The study led by the University of Bristol and Imperial College London, and published in the BMJ today [Wednesday 22 May], investigated the role of body mass index (BMI), systolic blood pressure (SBP) and smoking in European populations to explain the effect of education on the risk of cardiovascular disease, which affects the heart or blood vessels and includes heart disease, heart attack and stroke.
The research team found consistent evidence that BMI, blood pressure and smoking relates up to 18 per cent, 27 per cent and 34 per cent of the effect of education on heart disease, respectively. Considering all of these together explains around 40 per cent of the effect of education on heart disease. Future interventions on these risk factors could lead to reductions in cardiovascular disease that has been caused by lower levels of education.
Building on previous heart disease studies, the researchers looked at the effect of education on all combined coronary disease subtypes, heart attack and stroke.
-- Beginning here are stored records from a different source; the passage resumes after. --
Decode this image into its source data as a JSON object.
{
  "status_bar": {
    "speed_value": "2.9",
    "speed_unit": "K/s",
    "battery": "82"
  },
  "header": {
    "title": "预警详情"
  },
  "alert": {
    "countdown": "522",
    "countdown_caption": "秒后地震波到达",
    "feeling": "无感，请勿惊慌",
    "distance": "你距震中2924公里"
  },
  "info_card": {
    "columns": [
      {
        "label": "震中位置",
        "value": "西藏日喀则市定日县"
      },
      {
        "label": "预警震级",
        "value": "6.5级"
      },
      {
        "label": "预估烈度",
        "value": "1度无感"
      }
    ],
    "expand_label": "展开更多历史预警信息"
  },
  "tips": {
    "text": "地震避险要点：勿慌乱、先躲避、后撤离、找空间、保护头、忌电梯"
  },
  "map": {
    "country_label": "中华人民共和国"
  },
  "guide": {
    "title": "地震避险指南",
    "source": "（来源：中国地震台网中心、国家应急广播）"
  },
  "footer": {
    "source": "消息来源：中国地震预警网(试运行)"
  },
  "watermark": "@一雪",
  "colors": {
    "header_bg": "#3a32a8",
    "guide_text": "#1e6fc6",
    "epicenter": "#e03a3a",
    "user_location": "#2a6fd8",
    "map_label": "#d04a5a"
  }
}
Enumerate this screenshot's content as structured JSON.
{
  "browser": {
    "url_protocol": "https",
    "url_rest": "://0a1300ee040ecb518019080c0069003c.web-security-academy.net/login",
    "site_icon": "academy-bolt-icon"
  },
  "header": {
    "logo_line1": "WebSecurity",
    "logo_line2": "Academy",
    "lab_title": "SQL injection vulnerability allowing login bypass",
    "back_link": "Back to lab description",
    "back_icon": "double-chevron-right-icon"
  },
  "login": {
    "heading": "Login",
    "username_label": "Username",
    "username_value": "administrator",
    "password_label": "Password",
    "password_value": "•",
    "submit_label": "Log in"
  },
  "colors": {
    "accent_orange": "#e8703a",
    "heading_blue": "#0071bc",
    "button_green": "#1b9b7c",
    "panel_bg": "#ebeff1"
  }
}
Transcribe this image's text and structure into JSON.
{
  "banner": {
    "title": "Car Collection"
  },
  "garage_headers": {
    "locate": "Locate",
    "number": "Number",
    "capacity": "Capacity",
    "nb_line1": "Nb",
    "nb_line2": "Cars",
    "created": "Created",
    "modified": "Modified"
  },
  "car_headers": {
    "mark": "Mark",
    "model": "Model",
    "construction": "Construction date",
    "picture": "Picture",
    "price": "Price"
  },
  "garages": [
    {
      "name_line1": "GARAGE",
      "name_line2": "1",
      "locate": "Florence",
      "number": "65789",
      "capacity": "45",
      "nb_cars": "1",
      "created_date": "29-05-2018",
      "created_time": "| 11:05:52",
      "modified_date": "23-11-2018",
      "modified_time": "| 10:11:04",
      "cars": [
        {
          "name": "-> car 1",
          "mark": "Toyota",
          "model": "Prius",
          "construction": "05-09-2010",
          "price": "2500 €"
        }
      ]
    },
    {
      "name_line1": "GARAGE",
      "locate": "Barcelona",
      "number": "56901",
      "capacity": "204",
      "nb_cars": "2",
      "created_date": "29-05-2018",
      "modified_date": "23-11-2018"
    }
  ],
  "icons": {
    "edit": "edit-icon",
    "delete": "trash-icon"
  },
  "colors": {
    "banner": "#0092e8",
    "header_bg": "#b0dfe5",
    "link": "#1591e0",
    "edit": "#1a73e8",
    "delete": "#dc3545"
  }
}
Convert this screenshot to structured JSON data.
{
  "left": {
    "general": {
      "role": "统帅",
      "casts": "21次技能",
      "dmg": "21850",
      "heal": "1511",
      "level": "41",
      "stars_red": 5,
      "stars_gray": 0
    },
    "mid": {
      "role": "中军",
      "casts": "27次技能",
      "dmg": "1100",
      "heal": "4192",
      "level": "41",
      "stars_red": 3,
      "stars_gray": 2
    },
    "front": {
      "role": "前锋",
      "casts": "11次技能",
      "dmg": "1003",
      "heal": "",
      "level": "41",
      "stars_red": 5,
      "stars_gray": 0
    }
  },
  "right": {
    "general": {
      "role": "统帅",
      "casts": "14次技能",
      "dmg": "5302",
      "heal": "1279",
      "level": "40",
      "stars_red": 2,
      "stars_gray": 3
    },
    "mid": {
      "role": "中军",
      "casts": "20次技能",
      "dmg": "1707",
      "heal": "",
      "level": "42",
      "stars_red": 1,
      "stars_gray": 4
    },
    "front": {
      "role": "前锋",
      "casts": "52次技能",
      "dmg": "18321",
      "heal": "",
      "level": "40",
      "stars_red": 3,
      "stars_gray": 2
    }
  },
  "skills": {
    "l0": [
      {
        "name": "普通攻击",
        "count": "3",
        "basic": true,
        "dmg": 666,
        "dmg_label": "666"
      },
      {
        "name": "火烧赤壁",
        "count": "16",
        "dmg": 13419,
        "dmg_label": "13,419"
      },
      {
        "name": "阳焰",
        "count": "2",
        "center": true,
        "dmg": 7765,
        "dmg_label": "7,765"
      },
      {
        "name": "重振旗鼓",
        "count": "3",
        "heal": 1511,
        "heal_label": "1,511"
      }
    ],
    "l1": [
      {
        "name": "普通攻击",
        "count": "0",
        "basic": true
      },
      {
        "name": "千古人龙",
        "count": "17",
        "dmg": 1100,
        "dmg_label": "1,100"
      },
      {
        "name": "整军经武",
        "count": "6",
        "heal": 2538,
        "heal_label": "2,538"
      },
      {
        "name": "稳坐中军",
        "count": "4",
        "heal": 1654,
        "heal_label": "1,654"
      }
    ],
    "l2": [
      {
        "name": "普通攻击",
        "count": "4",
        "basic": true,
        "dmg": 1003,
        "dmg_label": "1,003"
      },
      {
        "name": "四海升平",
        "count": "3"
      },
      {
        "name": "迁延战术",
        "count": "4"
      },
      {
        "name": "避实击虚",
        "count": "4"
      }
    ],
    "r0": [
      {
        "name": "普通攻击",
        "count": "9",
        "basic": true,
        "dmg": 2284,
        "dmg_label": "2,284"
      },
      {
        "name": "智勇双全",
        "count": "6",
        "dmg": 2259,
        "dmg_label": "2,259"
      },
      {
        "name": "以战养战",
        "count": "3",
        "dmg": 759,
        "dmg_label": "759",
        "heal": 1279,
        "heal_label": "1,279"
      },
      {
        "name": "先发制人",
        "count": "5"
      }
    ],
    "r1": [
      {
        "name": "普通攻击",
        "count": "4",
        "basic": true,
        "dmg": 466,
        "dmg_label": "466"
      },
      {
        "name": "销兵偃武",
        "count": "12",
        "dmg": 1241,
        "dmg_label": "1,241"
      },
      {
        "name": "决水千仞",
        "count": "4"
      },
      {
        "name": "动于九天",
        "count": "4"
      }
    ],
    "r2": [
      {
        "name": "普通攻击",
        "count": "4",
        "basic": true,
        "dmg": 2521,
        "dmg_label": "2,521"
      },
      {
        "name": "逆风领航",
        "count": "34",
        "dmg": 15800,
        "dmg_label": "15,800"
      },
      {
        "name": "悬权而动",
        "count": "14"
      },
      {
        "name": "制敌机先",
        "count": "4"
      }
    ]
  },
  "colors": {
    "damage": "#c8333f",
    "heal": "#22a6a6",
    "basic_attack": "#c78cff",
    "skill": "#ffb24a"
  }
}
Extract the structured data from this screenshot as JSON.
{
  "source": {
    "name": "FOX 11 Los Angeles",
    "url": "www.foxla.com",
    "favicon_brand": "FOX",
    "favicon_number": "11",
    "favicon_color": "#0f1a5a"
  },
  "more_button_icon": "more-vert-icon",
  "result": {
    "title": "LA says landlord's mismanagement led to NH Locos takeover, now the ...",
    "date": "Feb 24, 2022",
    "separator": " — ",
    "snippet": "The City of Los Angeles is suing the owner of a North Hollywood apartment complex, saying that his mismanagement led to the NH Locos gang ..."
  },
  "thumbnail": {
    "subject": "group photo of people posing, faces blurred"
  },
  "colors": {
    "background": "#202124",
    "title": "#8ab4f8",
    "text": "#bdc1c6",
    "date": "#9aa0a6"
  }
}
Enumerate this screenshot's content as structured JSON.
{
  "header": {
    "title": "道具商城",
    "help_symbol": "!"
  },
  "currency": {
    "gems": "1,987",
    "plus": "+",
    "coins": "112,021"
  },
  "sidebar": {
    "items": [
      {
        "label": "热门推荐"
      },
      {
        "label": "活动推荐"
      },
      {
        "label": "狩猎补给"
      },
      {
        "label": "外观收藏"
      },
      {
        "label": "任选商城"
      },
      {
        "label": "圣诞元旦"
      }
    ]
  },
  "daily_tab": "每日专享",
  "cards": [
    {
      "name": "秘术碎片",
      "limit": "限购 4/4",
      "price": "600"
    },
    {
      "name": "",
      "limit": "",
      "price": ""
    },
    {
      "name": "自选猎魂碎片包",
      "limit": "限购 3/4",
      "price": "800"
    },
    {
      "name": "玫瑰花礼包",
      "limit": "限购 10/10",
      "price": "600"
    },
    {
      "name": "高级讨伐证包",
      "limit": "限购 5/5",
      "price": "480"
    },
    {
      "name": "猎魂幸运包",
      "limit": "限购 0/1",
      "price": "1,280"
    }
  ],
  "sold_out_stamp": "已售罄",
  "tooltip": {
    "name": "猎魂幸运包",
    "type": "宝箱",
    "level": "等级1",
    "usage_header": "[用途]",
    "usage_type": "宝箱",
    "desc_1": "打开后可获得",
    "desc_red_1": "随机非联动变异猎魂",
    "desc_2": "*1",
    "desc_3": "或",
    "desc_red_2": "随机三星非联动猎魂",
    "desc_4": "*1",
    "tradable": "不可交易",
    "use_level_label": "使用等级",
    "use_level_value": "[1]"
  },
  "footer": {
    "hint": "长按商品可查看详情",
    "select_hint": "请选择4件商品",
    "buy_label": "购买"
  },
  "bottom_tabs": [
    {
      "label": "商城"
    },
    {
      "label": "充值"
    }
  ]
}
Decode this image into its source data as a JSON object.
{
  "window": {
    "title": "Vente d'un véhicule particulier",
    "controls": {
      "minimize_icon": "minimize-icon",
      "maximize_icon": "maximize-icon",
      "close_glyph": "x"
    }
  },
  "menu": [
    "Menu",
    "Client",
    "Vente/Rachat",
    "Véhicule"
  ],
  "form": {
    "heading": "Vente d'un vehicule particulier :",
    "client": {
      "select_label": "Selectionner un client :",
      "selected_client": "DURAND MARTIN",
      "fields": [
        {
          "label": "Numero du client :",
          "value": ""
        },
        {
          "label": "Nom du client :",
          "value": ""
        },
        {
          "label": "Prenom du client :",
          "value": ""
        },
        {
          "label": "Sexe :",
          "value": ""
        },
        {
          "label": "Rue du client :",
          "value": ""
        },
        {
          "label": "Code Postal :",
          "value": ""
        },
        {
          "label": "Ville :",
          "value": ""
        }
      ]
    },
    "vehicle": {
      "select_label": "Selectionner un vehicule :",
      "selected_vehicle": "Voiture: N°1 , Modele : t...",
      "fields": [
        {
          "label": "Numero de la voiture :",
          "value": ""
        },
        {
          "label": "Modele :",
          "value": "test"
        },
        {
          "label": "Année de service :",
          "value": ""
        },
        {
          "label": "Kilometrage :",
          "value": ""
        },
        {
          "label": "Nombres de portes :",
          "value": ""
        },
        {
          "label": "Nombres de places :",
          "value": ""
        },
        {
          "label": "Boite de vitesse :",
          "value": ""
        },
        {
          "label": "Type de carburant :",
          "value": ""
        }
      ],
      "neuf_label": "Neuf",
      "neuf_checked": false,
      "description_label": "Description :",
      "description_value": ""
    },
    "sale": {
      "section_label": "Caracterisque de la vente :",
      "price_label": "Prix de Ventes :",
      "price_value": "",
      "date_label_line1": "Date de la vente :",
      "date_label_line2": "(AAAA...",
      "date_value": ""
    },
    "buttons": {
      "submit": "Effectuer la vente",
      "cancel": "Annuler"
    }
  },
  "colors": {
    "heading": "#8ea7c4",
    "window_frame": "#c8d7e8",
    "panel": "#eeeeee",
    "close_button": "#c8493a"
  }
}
Using a method called mediation analysis, which aims to identify the mechanism between an exposure and outcome, they investigated how much of the association between education and heart disease could be explained by BMI, blood pressure, smoking and all three factors together.
Alice Carter, PhD student in Population Health Sciences in the MRC Integrative Epidemiology Unit at the University of Bristol and co-first author, said: “Past policies that increase the duration of compulsory education have improved health and such endeavours must continue. However, intervening on education is difficult to achieve and requires large amounts of both societal and political change.
“Our work shows that there may be opportunities to intervene, after education is completed, to reduce the potential risk of heart disease. By lowering BMI, blood pressure or rates of smoking in individuals who left school at an earlier age, we could reduce their overall risk of heart disease. However, it is important to note this work looks at the effect of education on a population level risk of heart disease – and leaving school earlier does not necessarily mean an individual will go on to develop heart disease.2
Dr Dipender Gill, co-first author of the work from Imperial’s School of Public Health, explained: “Although we know from previous research that someone who spends more time in education has a lower risk of heart disease and stroke, we didn’t know why. Surprisingly, our research suggests only half of this protective effect seems to come from lower weight, blood pressure and less time smoking.
“We now need to investigate what other reasons may link education and lower cardiovascular risk. One possibility is that people who spend more time in education tend to engage more with healthcare services, and see their doctor sooner with any health complaints.”
Analyses were carried out using self-reported or measured observational data in 217,013 participants in the UK Biobank. These analyses were then replicated using Mendelian randomisation, a method which uses genetic variants (single point changes in an individual’s DNA sequence) associated with the risk factors, including education, BMI, blood pressure and smoking. Additionally, genetic data from large consortia were utilised to replicate these Mendelian randomisation analyses.
Although the study, funded by the Medical Research Council (MRC) and the Wellcome Trust, has been able to explain around 40 per cent of the effect of education on heart disease with BMI, blood pressure and smoking, over half of the effect remains unexplained.
The team carried out some sensitivity analyses, looking at broad measures of diet and exercise, and these factors did not explain any additional amount of the association.
Understanding what other factors are driving the association will be important. This may be related to medication use, for example being prescribed cholesterol lowering drugs – statins – and then taking them as prescribed. Additionally, this work predominantly looked at white, European individuals. We know there are ethnic differences both in education and heart disease, so repeating these analyses in diverse populations will be necessary to extrapolate these findings.
Finally, researching and identifying what interventions may be successful in lowering these levels of intermediate factors, and then implementing them, will be key to reducing heart disease.